Opposition to the new law focused mainly on a provision on libel that covered all platforms, including Facebook, Twitter and other social media sites.
Press freedom advocates and activists branded the law a threat to the right to free expression, which is enshrined in the constitution.
Raymond Palatino of the Youth Party said the TRO is an opportunity for the government to retract its hardline position on the issue.
"We now have tangible proof that several provisions are unconstitutional and post threats to our countrymen’s civil liberties,” he said.
"The issuance of a TRO is also a cue for Congress leadership to expedite the processing of repeal bills now filed in both chambers," said Palatino, one of the petitioners against the law before the Supreme Court.

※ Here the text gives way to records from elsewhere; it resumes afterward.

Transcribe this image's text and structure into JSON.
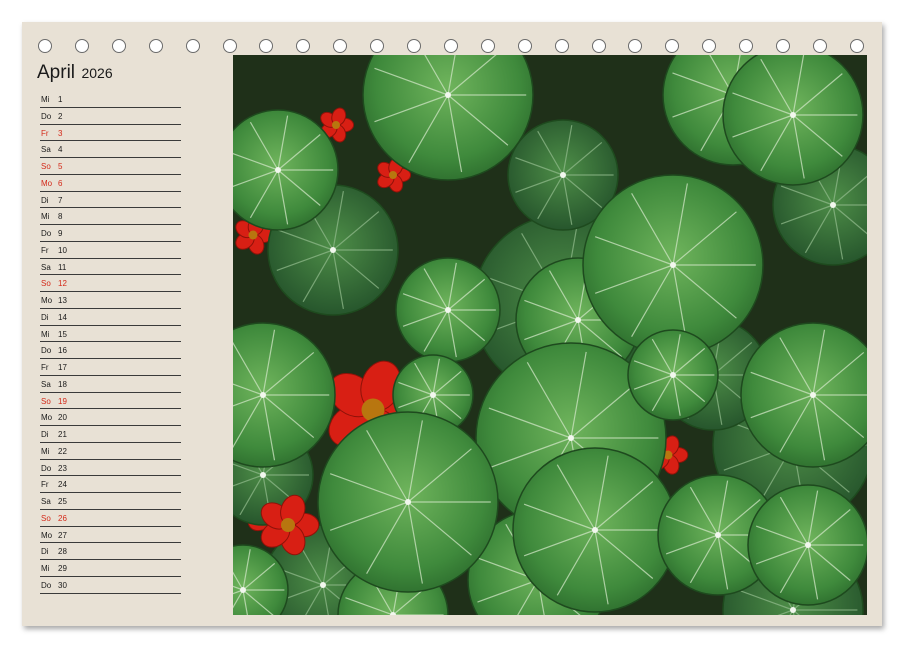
{
  "calendar": {
    "month": "April",
    "year": "2026",
    "days": [
      {
        "wd": "Mi",
        "d": "1",
        "red": false
      },
      {
        "wd": "Do",
        "d": "2",
        "red": false
      },
      {
        "wd": "Fr",
        "d": "3",
        "red": true
      },
      {
        "wd": "Sa",
        "d": "4",
        "red": false
      },
      {
        "wd": "So",
        "d": "5",
        "red": true
      },
      {
        "wd": "Mo",
        "d": "6",
        "red": true
      },
      {
        "wd": "Di",
        "d": "7",
        "red": false
      },
      {
        "wd": "Mi",
        "d": "8",
        "red": false
      },
      {
        "wd": "Do",
        "d": "9",
        "red": false
      },
      {
        "wd": "Fr",
        "d": "10",
        "red": false
      },
      {
        "wd": "Sa",
        "d": "11",
        "red": false
      },
      {
        "wd": "So",
        "d": "12",
        "red": true
      },
      {
        "wd": "Mo",
        "d": "13",
        "red": false
      },
      {
        "wd": "Di",
        "d": "14",
        "red": false
      },
      {
        "wd": "Mi",
        "d": "15",
        "red": false
      },
      {
        "wd": "Do",
        "d": "16",
        "red": false
      },
      {
        "wd": "Fr",
        "d": "17",
        "red": false
      },
      {
        "wd": "Sa",
        "d": "18",
        "red": false
      },
      {
        "wd": "So",
        "d": "19",
        "red": true
      },
      {
        "wd": "Mo",
        "d": "20",
        "red": false
      },
      {
        "wd": "Di",
        "d": "21",
        "red": false
      },
      {
        "wd": "Mi",
        "d": "22",
        "red": false
      },
      {
        "wd": "Do",
        "d": "23",
        "red": false
      },
      {
        "wd": "Fr",
        "d": "24",
        "red": false
      },
      {
        "wd": "Sa",
        "d": "25",
        "red": false
      },
      {
        "wd": "So",
        "d": "26",
        "red": true
      },
      {
        "wd": "Mo",
        "d": "27",
        "red": false
      },
      {
        "wd": "Di",
        "d": "28",
        "red": false
      },
      {
        "wd": "Mi",
        "d": "29",
        "red": false
      },
      {
        "wd": "Do",
        "d": "30",
        "red": false
      }
    ]
  },
  "colors": {
    "paper": "#e8e1d5",
    "holiday_red": "#d42a1a",
    "leaf_green": "#3f8a3c",
    "flower_red": "#d81f14"
  },
  "photo": {
    "icon": "nasturtium-photo"
  }
}
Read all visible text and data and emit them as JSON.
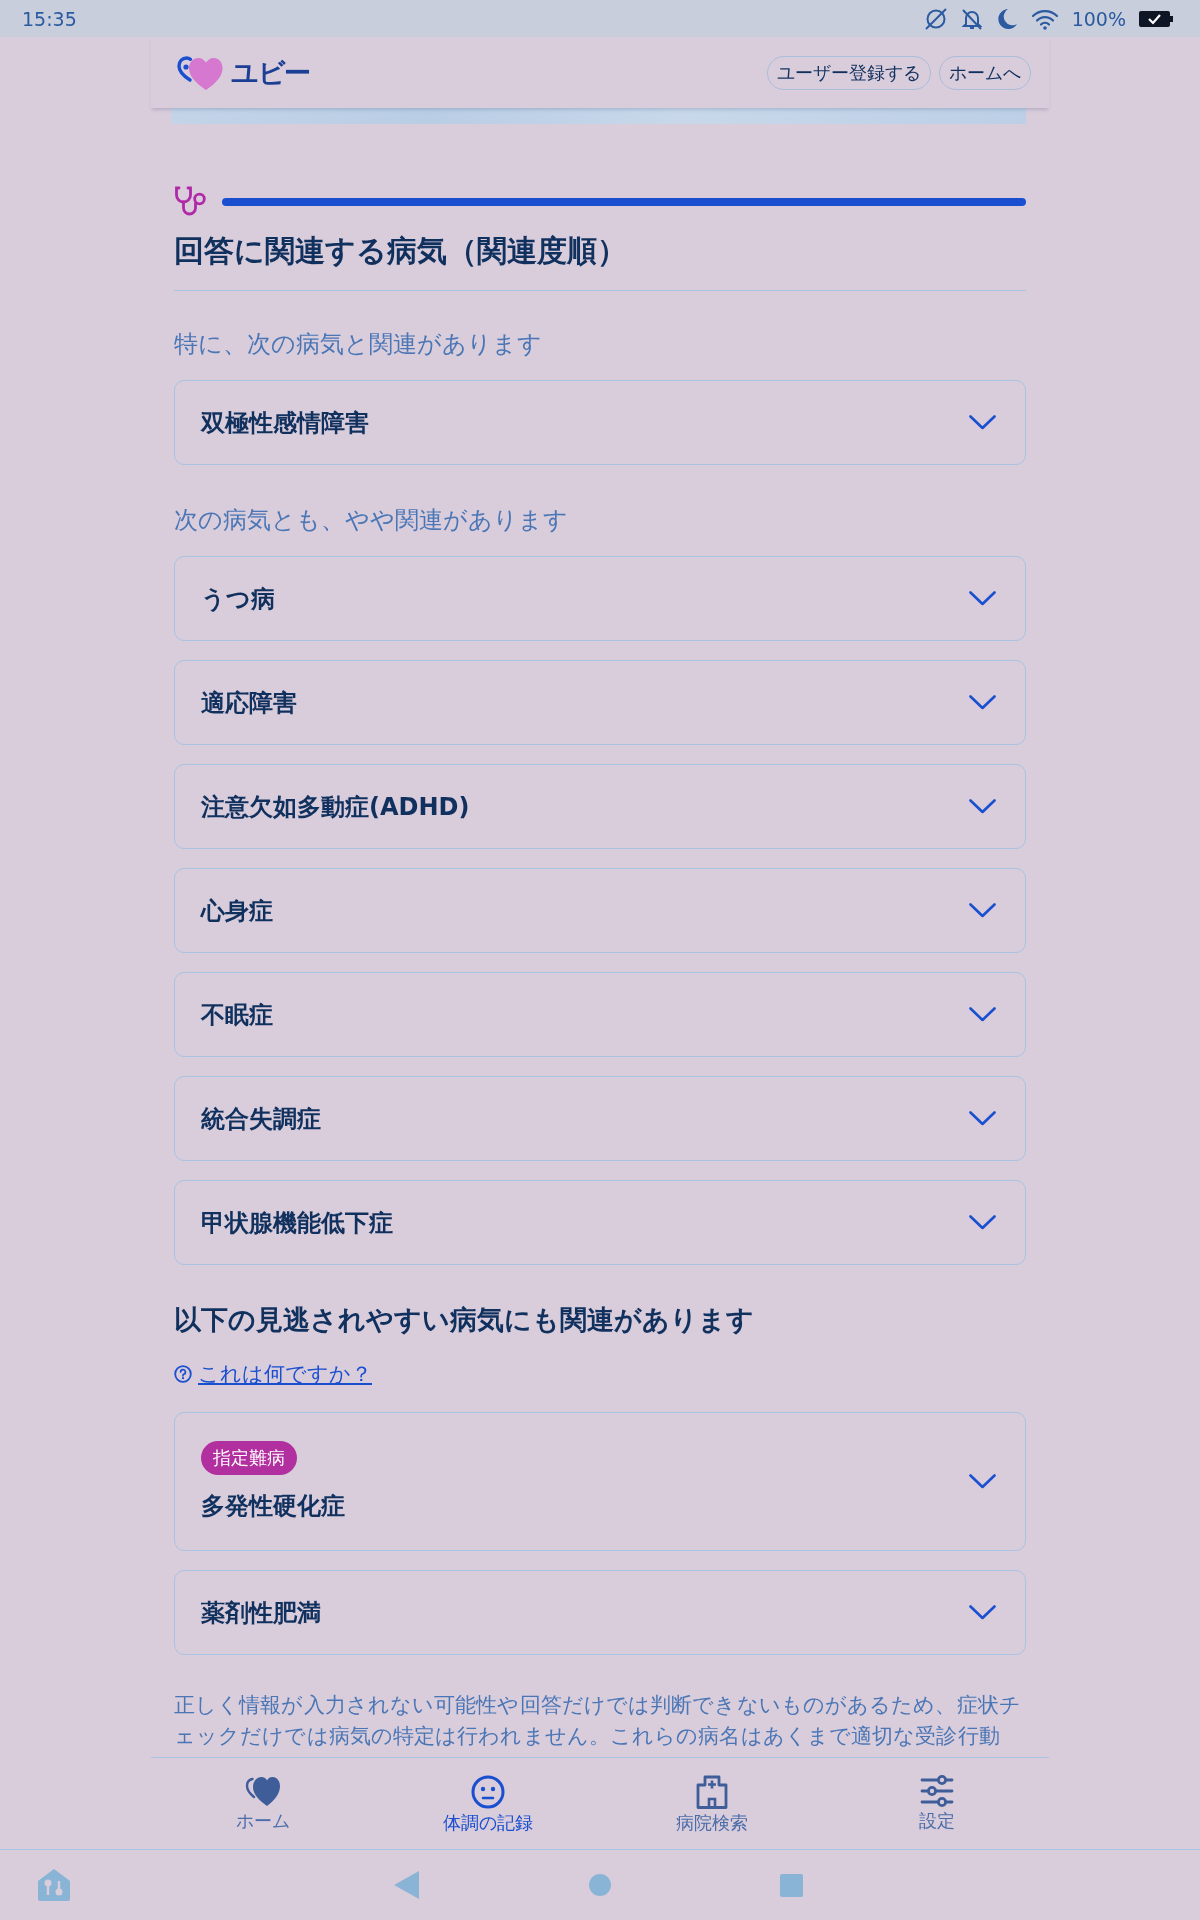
{
  "status_bar": {
    "time": "15:35",
    "battery": "100%"
  },
  "header": {
    "logo": "ユビー",
    "buttons": [
      "ユーザー登録する",
      "ホームへ"
    ]
  },
  "results": {
    "title": "回答に関連する病気（関連度順）",
    "groups": [
      {
        "label": "特に、次の病気と関連があります",
        "diseases": [
          {
            "name": "双極性感情障害",
            "expanded": false
          }
        ]
      },
      {
        "label": "次の病気とも、やや関連があります",
        "diseases": [
          {
            "name": "うつ病",
            "expanded": false
          },
          {
            "name": "適応障害",
            "expanded": false
          },
          {
            "name": "注意欠如多動症(ADHD)",
            "expanded": false
          },
          {
            "name": "心身症",
            "expanded": false
          },
          {
            "name": "不眠症",
            "expanded": false
          },
          {
            "name": "統合失調症",
            "expanded": false
          },
          {
            "name": "甲状腺機能低下症",
            "expanded": false
          }
        ]
      }
    ]
  },
  "overlooked": {
    "heading": "以下の見逃されやすい病気にも関連があります",
    "help_link": "これは何ですか？",
    "diseases": [
      {
        "tag": "指定難病",
        "name": "多発性硬化症",
        "expanded": false
      },
      {
        "name": "薬剤性肥満",
        "expanded": false
      }
    ]
  },
  "disclaimer": "正しく情報が入力されない可能性や回答だけでは判断できないものがあるため、症状チェックだけでは病気の特定は行われません。これらの病名はあくまで適切な受診行動",
  "bottom_nav": {
    "items": [
      {
        "label": "ホーム",
        "selected": false
      },
      {
        "label": "体調の記録",
        "selected": true
      },
      {
        "label": "病院検索",
        "selected": false
      },
      {
        "label": "設定",
        "selected": false
      }
    ]
  }
}
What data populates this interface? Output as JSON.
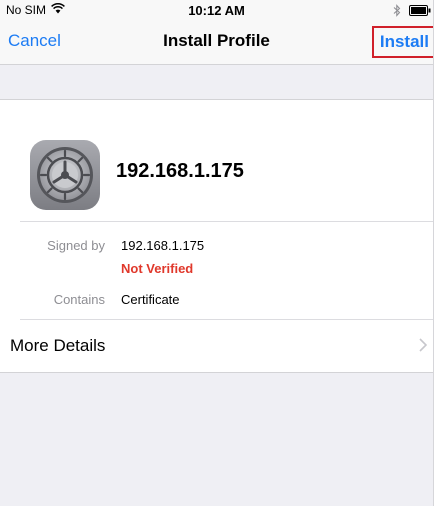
{
  "status_bar": {
    "carrier": "No SIM",
    "time": "10:12 AM",
    "wifi_icon": "wifi-icon",
    "bluetooth_icon": "bluetooth-icon",
    "battery_icon": "battery-icon"
  },
  "nav": {
    "cancel_label": "Cancel",
    "title": "Install Profile",
    "install_label": "Install"
  },
  "profile": {
    "icon": "settings-gear-icon",
    "name": "192.168.1.175",
    "signed_by_label": "Signed by",
    "signed_by_value": "192.168.1.175",
    "verification_status": "Not Verified",
    "contains_label": "Contains",
    "contains_value": "Certificate"
  },
  "more_details": {
    "label": "More Details",
    "chevron_icon": "chevron-right-icon"
  },
  "colors": {
    "tint": "#1d7cf4",
    "warning": "#e0382b",
    "highlight_border": "#d0202a",
    "background": "#efeff4"
  }
}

The presidential palace stressed that the TRO was a "provisional remedy" and not a judgment on the law's merits.
"The administration will always respect the legal processes that are issued by the court," said spokesperson Abigail Valte.
New York-based Human Rights Watch commended the Supreme Court for stopping the implementation of the law.
"The court should now go further by striking down this seriously flawed law," Asia director Brad Adams said in a statement.
"All provisions in Philippine law that allow for imprisonment for peaceful expression should be repealed," he said.
After the ruling, a hacker group that earlier attacked government websites in protest said it would not let down its guard.
"Let's see how things go. Things can still change. It is just a TRO," Anonymous Pilipinas said in a message on its Twitter account, adding it will continue watching authorities for efforts to curtail the rights to freedom of speech and expression.
"We must keep fighting the good fight!" it said.